La compresión nerviosa es una condición más común de lo que parece y puede afectar distintas partes del cuerpo. Sucede cuando un nervio se ve presionado por tejidos cercanos, como músculos tensos, huesos, discos intervertebrales inflamados o tendones. Esta presión altera la forma en que el nervio transmite señales, lo que provoca sensaciones incómodas o incluso pérdida de fuerza. Reconocer las señales de alerta es clave para evitar que el problema avance y cause limitaciones importantes en la movilidad o en la vida diaria.
Aunque muchas personas relacionan la compresión nerviosa únicamente con dolores intensos en la espalda baja, en realidad puede presentarse en el cuello, hombros, muñecas, codos o piernas. Entender sus síntomas y actuar a tiempo ayuda a prevenir complicaciones.
Dolor punzante o irradiado
Uno de los síntomas más característicos es el dolor que se siente como una descarga eléctrica o una punzada intensa. Este dolor no siempre se queda en un solo punto; puede desplazarse hacia otras zonas del cuerpo siguiendo el recorrido del nervio. Por ejemplo, si la compresión está en la zona lumbar, el dolor puede bajar hacia el glúteo y la pierna, mientras que, si el problema está en el cuello, puede extenderse hacia hombros y brazos.
Este tipo de dolor suele empeorar al realizar ciertos movimientos, como girar la cabeza, levantar objetos, mantener posturas por mucho tiempo o inclusive al toser.

Entumecimiento o sensación de hormigueo
Otra señal común es el entumecimiento o esa sensación incómoda de “hormigueo” que se conoce como parestesia. Puede aparecer en zonas específicas como los dedos, la mano, la pierna o el pie, dependiendo del nervio afectado. Este síntoma indica que la comunicación entre el nervio y la piel no está funcionando correctamente.
Si el hormigueo se presenta de manera constante o en episodios frecuentes, es importante atenderlo, ya que suele ser una advertencia de que el nervio continúa bajo presión.
Debilidad muscular o pérdida de fuerza
Cuando la compresión nerviosa es más severa o prolongada, puede causar debilidad muscular. Esto se debe a que el nervio no solo transmite sensibilidad, sino también mensajes que permiten al músculo contraerse. Algunas personas notan que se les cae un objeto sin querer, que pierden fuerza en la pierna al caminar o que ciertas actividades simples se vuelven difíciles.
La debilidad es una señal que nunca debe ignorarse, ya que indica que el nervio podría estar sufriendo daño funcional.

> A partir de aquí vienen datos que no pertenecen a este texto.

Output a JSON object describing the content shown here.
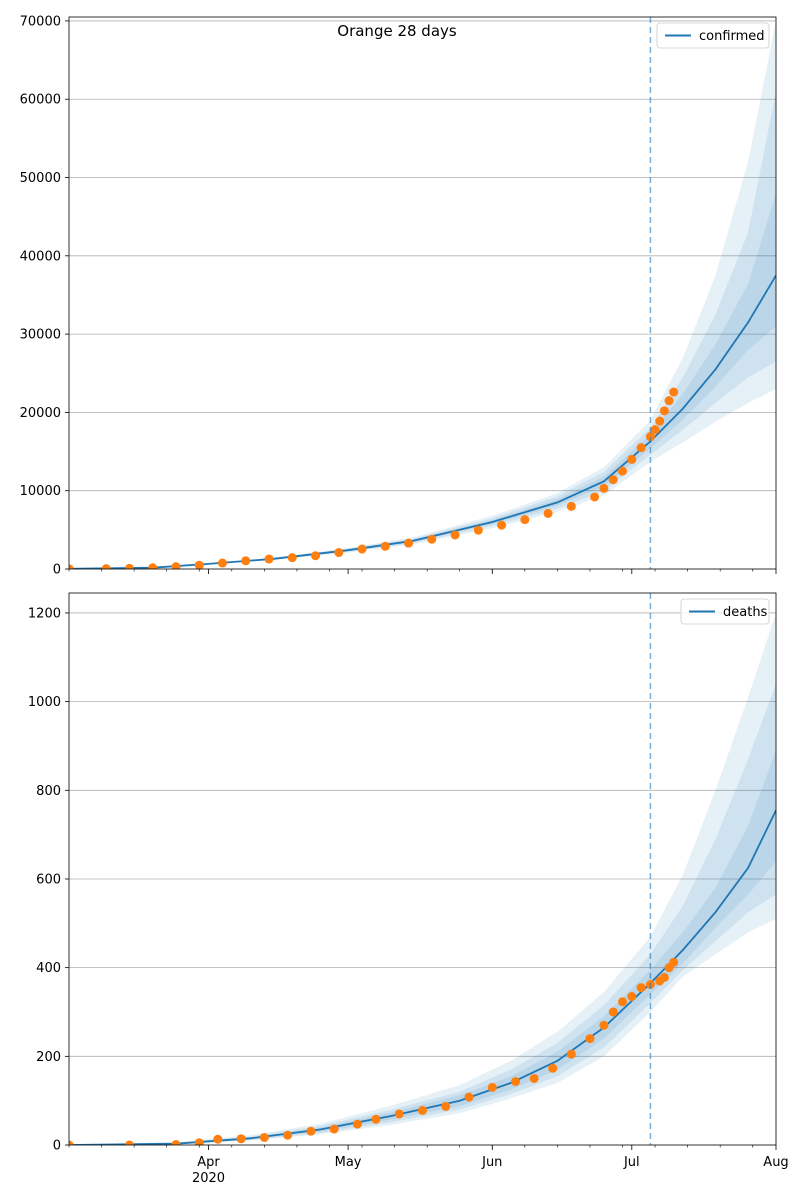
{
  "figure": {
    "title": "Orange 28 days"
  },
  "colors": {
    "median_line": "#1f77b4",
    "band": "#1f77b4",
    "observed": "#ff7f0e",
    "forecast_start": "#1f77b4",
    "grid": "#b0b0b0"
  },
  "x_axis": {
    "range": [
      "2020-03-02",
      "2020-08-01"
    ],
    "major_ticks": [
      {
        "date": "2020-04-01",
        "label": "Apr",
        "sublabel": "2020"
      },
      {
        "date": "2020-05-01",
        "label": "May",
        "sublabel": ""
      },
      {
        "date": "2020-06-01",
        "label": "Jun",
        "sublabel": ""
      },
      {
        "date": "2020-07-01",
        "label": "Jul",
        "sublabel": ""
      },
      {
        "date": "2020-08-01",
        "label": "Aug",
        "sublabel": ""
      }
    ]
  },
  "chart_data": [
    {
      "type": "line",
      "legend": {
        "label": "confirmed",
        "placement": "top-right"
      },
      "x_range": [
        "2020-03-02",
        "2020-08-01"
      ],
      "ylim": [
        0,
        70500
      ],
      "yticks": [
        "0",
        "10000",
        "20000",
        "30000",
        "40000",
        "50000",
        "60000",
        "70000"
      ],
      "ytick_values": [
        0,
        10000,
        20000,
        30000,
        40000,
        50000,
        60000,
        70000
      ],
      "grid": "horizontal",
      "forecast_start": "2020-07-05",
      "observed": [
        {
          "x": "2020-03-02",
          "y": 20
        },
        {
          "x": "2020-03-10",
          "y": 40
        },
        {
          "x": "2020-03-15",
          "y": 80
        },
        {
          "x": "2020-03-20",
          "y": 160
        },
        {
          "x": "2020-03-25",
          "y": 300
        },
        {
          "x": "2020-03-30",
          "y": 480
        },
        {
          "x": "2020-04-04",
          "y": 760
        },
        {
          "x": "2020-04-09",
          "y": 1050
        },
        {
          "x": "2020-04-14",
          "y": 1270
        },
        {
          "x": "2020-04-19",
          "y": 1450
        },
        {
          "x": "2020-04-24",
          "y": 1700
        },
        {
          "x": "2020-04-29",
          "y": 2100
        },
        {
          "x": "2020-05-04",
          "y": 2550
        },
        {
          "x": "2020-05-09",
          "y": 2900
        },
        {
          "x": "2020-05-14",
          "y": 3300
        },
        {
          "x": "2020-05-19",
          "y": 3800
        },
        {
          "x": "2020-05-24",
          "y": 4350
        },
        {
          "x": "2020-05-29",
          "y": 4950
        },
        {
          "x": "2020-06-03",
          "y": 5600
        },
        {
          "x": "2020-06-08",
          "y": 6300
        },
        {
          "x": "2020-06-13",
          "y": 7100
        },
        {
          "x": "2020-06-18",
          "y": 8000
        },
        {
          "x": "2020-06-23",
          "y": 9200
        },
        {
          "x": "2020-06-25",
          "y": 10300
        },
        {
          "x": "2020-06-27",
          "y": 11400
        },
        {
          "x": "2020-06-29",
          "y": 12500
        },
        {
          "x": "2020-07-01",
          "y": 14000
        },
        {
          "x": "2020-07-03",
          "y": 15500
        },
        {
          "x": "2020-07-05",
          "y": 16900
        },
        {
          "x": "2020-07-06",
          "y": 17800
        },
        {
          "x": "2020-07-07",
          "y": 18900
        },
        {
          "x": "2020-07-08",
          "y": 20200
        },
        {
          "x": "2020-07-09",
          "y": 21500
        },
        {
          "x": "2020-07-10",
          "y": 22600
        }
      ],
      "series": [
        {
          "name": "confirmed",
          "x": [
            "2020-03-02",
            "2020-03-20",
            "2020-04-01",
            "2020-04-15",
            "2020-05-01",
            "2020-05-15",
            "2020-06-01",
            "2020-06-15",
            "2020-06-25",
            "2020-07-05",
            "2020-07-12",
            "2020-07-19",
            "2020-07-26",
            "2020-08-01"
          ],
          "median": [
            20,
            160,
            650,
            1300,
            2400,
            3600,
            6000,
            8500,
            11200,
            16300,
            20500,
            25500,
            31500,
            37500
          ],
          "bands": [
            {
              "lower": [
                15,
                140,
                580,
                1150,
                2100,
                3150,
                5200,
                7300,
                9400,
                13700,
                16200,
                18800,
                21200,
                23000
              ],
              "upper": [
                25,
                180,
                720,
                1450,
                2700,
                4050,
                6800,
                9700,
                13000,
                19000,
                27000,
                37500,
                52000,
                70000
              ]
            },
            {
              "lower": [
                16,
                145,
                600,
                1200,
                2200,
                3300,
                5500,
                7700,
                10000,
                14600,
                17800,
                21200,
                24500,
                26500
              ],
              "upper": [
                24,
                175,
                700,
                1400,
                2600,
                3900,
                6500,
                9300,
                12400,
                18000,
                24500,
                32500,
                43000,
                61000
              ]
            },
            {
              "lower": [
                18,
                150,
                620,
                1240,
                2290,
                3440,
                5750,
                8100,
                10600,
                15400,
                19100,
                23300,
                28000,
                31000
              ],
              "upper": [
                22,
                170,
                680,
                1360,
                2510,
                3760,
                6250,
                8900,
                11800,
                17200,
                22400,
                28700,
                36400,
                48000
              ]
            }
          ]
        }
      ]
    },
    {
      "type": "line",
      "legend": {
        "label": "deaths",
        "placement": "top-right"
      },
      "x_range": [
        "2020-03-02",
        "2020-08-01"
      ],
      "ylim": [
        0,
        1245
      ],
      "yticks": [
        "0",
        "200",
        "400",
        "600",
        "800",
        "1000",
        "1200"
      ],
      "ytick_values": [
        0,
        200,
        400,
        600,
        800,
        1000,
        1200
      ],
      "grid": "horizontal",
      "forecast_start": "2020-07-05",
      "observed": [
        {
          "x": "2020-03-02",
          "y": 0
        },
        {
          "x": "2020-03-15",
          "y": 0
        },
        {
          "x": "2020-03-25",
          "y": 1
        },
        {
          "x": "2020-03-30",
          "y": 5
        },
        {
          "x": "2020-04-03",
          "y": 13
        },
        {
          "x": "2020-04-08",
          "y": 14
        },
        {
          "x": "2020-04-13",
          "y": 17
        },
        {
          "x": "2020-04-18",
          "y": 22
        },
        {
          "x": "2020-04-23",
          "y": 31
        },
        {
          "x": "2020-04-28",
          "y": 36
        },
        {
          "x": "2020-05-03",
          "y": 47
        },
        {
          "x": "2020-05-07",
          "y": 58
        },
        {
          "x": "2020-05-12",
          "y": 70
        },
        {
          "x": "2020-05-17",
          "y": 78
        },
        {
          "x": "2020-05-22",
          "y": 87
        },
        {
          "x": "2020-05-27",
          "y": 108
        },
        {
          "x": "2020-06-01",
          "y": 130
        },
        {
          "x": "2020-06-06",
          "y": 143
        },
        {
          "x": "2020-06-10",
          "y": 150
        },
        {
          "x": "2020-06-14",
          "y": 173
        },
        {
          "x": "2020-06-18",
          "y": 205
        },
        {
          "x": "2020-06-22",
          "y": 240
        },
        {
          "x": "2020-06-25",
          "y": 270
        },
        {
          "x": "2020-06-27",
          "y": 300
        },
        {
          "x": "2020-06-29",
          "y": 323
        },
        {
          "x": "2020-07-01",
          "y": 335
        },
        {
          "x": "2020-07-03",
          "y": 355
        },
        {
          "x": "2020-07-05",
          "y": 362
        },
        {
          "x": "2020-07-07",
          "y": 370
        },
        {
          "x": "2020-07-08",
          "y": 378
        },
        {
          "x": "2020-07-09",
          "y": 400
        },
        {
          "x": "2020-07-10",
          "y": 412
        }
      ],
      "series": [
        {
          "name": "deaths",
          "x": [
            "2020-03-02",
            "2020-03-25",
            "2020-04-10",
            "2020-04-25",
            "2020-05-10",
            "2020-05-25",
            "2020-06-05",
            "2020-06-15",
            "2020-06-25",
            "2020-07-05",
            "2020-07-12",
            "2020-07-19",
            "2020-07-26",
            "2020-08-01"
          ],
          "median": [
            0,
            3,
            15,
            35,
            65,
            100,
            140,
            190,
            265,
            365,
            440,
            525,
            625,
            755
          ],
          "bands": [
            {
              "lower": [
                0,
                1,
                10,
                24,
                45,
                72,
                105,
                140,
                200,
                300,
                380,
                430,
                480,
                510
              ],
              "upper": [
                2,
                6,
                22,
                48,
                88,
                135,
                190,
                255,
                345,
                470,
                610,
                800,
                1010,
                1200
              ]
            },
            {
              "lower": [
                0,
                2,
                11,
                27,
                51,
                80,
                115,
                155,
                220,
                320,
                395,
                460,
                525,
                565
              ],
              "upper": [
                1,
                5,
                19,
                43,
                79,
                120,
                170,
                230,
                315,
                430,
                540,
                690,
                870,
                1040
              ]
            },
            {
              "lower": [
                0,
                2,
                13,
                30,
                57,
                88,
                125,
                170,
                240,
                340,
                410,
                490,
                565,
                640
              ],
              "upper": [
                1,
                4,
                17,
                39,
                73,
                112,
                155,
                210,
                290,
                395,
                480,
                580,
                720,
                890
              ]
            }
          ]
        }
      ]
    }
  ]
}
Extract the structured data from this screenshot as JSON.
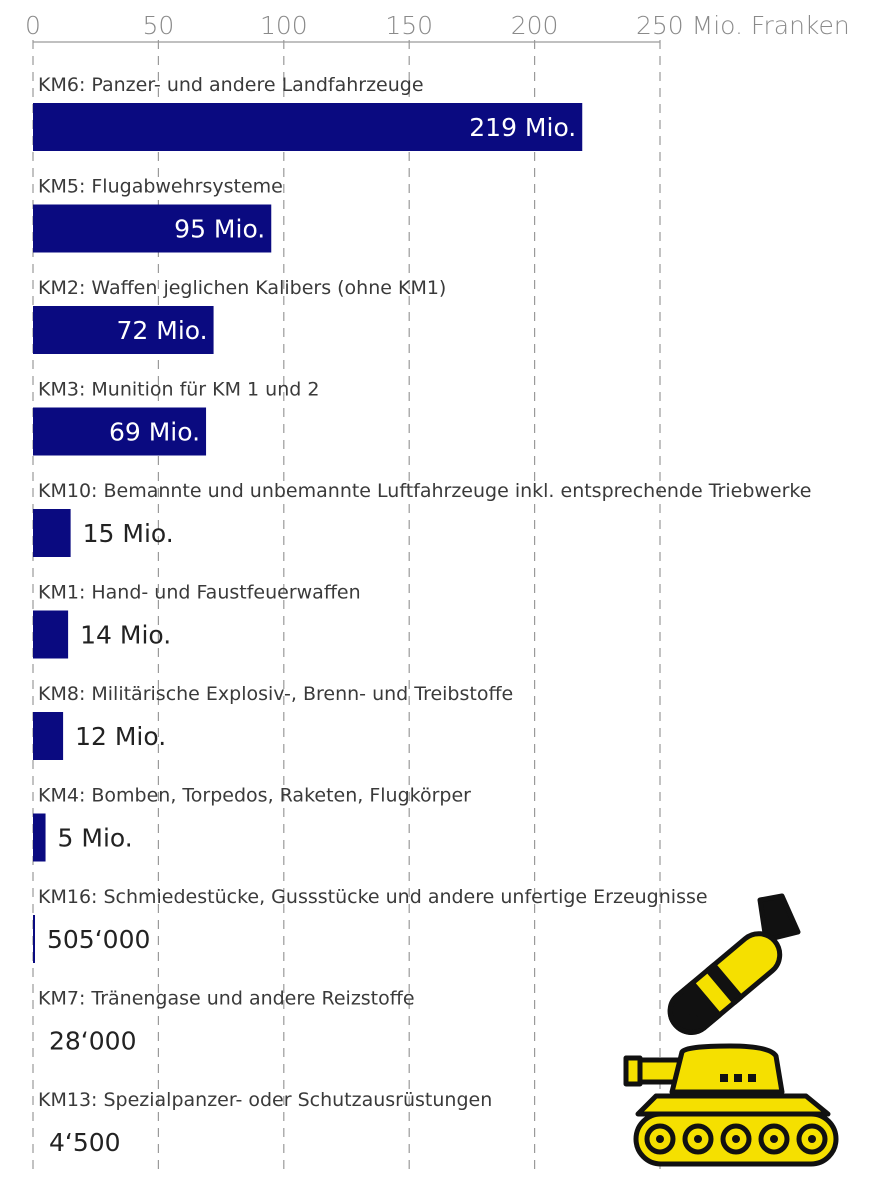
{
  "chart_data": {
    "type": "bar",
    "orientation": "horizontal",
    "unit_label": "Mio. Franken",
    "xlim": [
      0,
      250
    ],
    "ticks": [
      0,
      50,
      100,
      150,
      200,
      250
    ],
    "tick_labels": [
      "0",
      "50",
      "100",
      "150",
      "200",
      "250 Mio. Franken"
    ],
    "grid": true,
    "bar_color": "#0a0a80",
    "categories": [
      "KM6: Panzer- und andere Landfahrzeuge",
      "KM5: Flugabwehrsysteme",
      "KM2: Waffen jeglichen Kalibers (ohne KM1)",
      "KM3: Munition für KM 1 und 2",
      "KM10: Bemannte und unbemannte Luftfahrzeuge inkl. entsprechende Triebwerke",
      "KM1: Hand- und Faustfeuerwaffen",
      "KM8: Militärische Explosiv-, Brenn- und Treibstoffe",
      "KM4: Bomben, Torpedos, Raketen, Flugkörper",
      "KM16: Schmiedestücke, Gussstücke und andere unfertige Erzeugnisse",
      "KM7: Tränengase und andere Reizstoffe",
      "KM13: Spezialpanzer- oder Schutzausrüstungen"
    ],
    "values": [
      219,
      95,
      72,
      69,
      15,
      14,
      12,
      5,
      0.505,
      0.028,
      0.0045
    ],
    "value_labels": [
      "219 Mio.",
      "95 Mio.",
      "72 Mio.",
      "69 Mio.",
      "15 Mio.",
      "14 Mio.",
      "12 Mio.",
      "5 Mio.",
      "505‘000",
      "28‘000",
      "4‘500"
    ]
  },
  "illustration": {
    "icons": [
      "bomb-icon",
      "tank-icon"
    ],
    "fill_color": "#f5e000",
    "outline_color": "#111111"
  }
}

Dolor que empeora en ciertas posiciones
Cambiar de postura y notar que el dolor mejora o empeora es otra pista importante. Por ejemplo, doblar el cuello hacia adelante puede aumentar el dolor si hay compresión cervical; permanecer sentado mucho tiempo puede empeorar los síntomas cuando el nervio comprimido está en la zona lumbar. Este patrón ayuda a los especialistas a identificar la zona exacta donde existe la presión nerviosa.

Sensación de calor, ardor o quemazón
Algunas personas describen un dolor “ardiente”, como si la piel o el músculo estuviera caliente por dentro. Esta sensación ocurre cuando el nervio inflamado transmite señales alteradas. Aunque no siempre bloquea la movilidad, puede ser muy molesta y persistente.
¿Cuándo buscar atención médica?
Si los síntomas aparecen con frecuencia, no mejoran con descanso o afectan actividades cotidianas, es recomendable acudir con un especialista. En algunos casos se requieren estudios de imagen para identificar la zona exacta de compresión. Por lo que conocer el precio de resonancia magnetica es un buen segundo paso después de ir con tu médico. Un diagnóstico oportuno evita que la compresión avance y derive en daños permanentes.
Tratamiento y cuidados recomendados
El tratamiento puede incluir fisioterapia, ejercicios de estiramiento, corrección de postura y, en algunos casos, medicamentos antiinflamatorios. También es útil aplicar calor local, mejorar hábitos ergonómicos y realizar pausas activas durante el día.
Cuando el nervio está muy comprometido, el médico puede recomendar intervenciones más avanzadas, pero la mayoría de los casos mejora con atención temprana.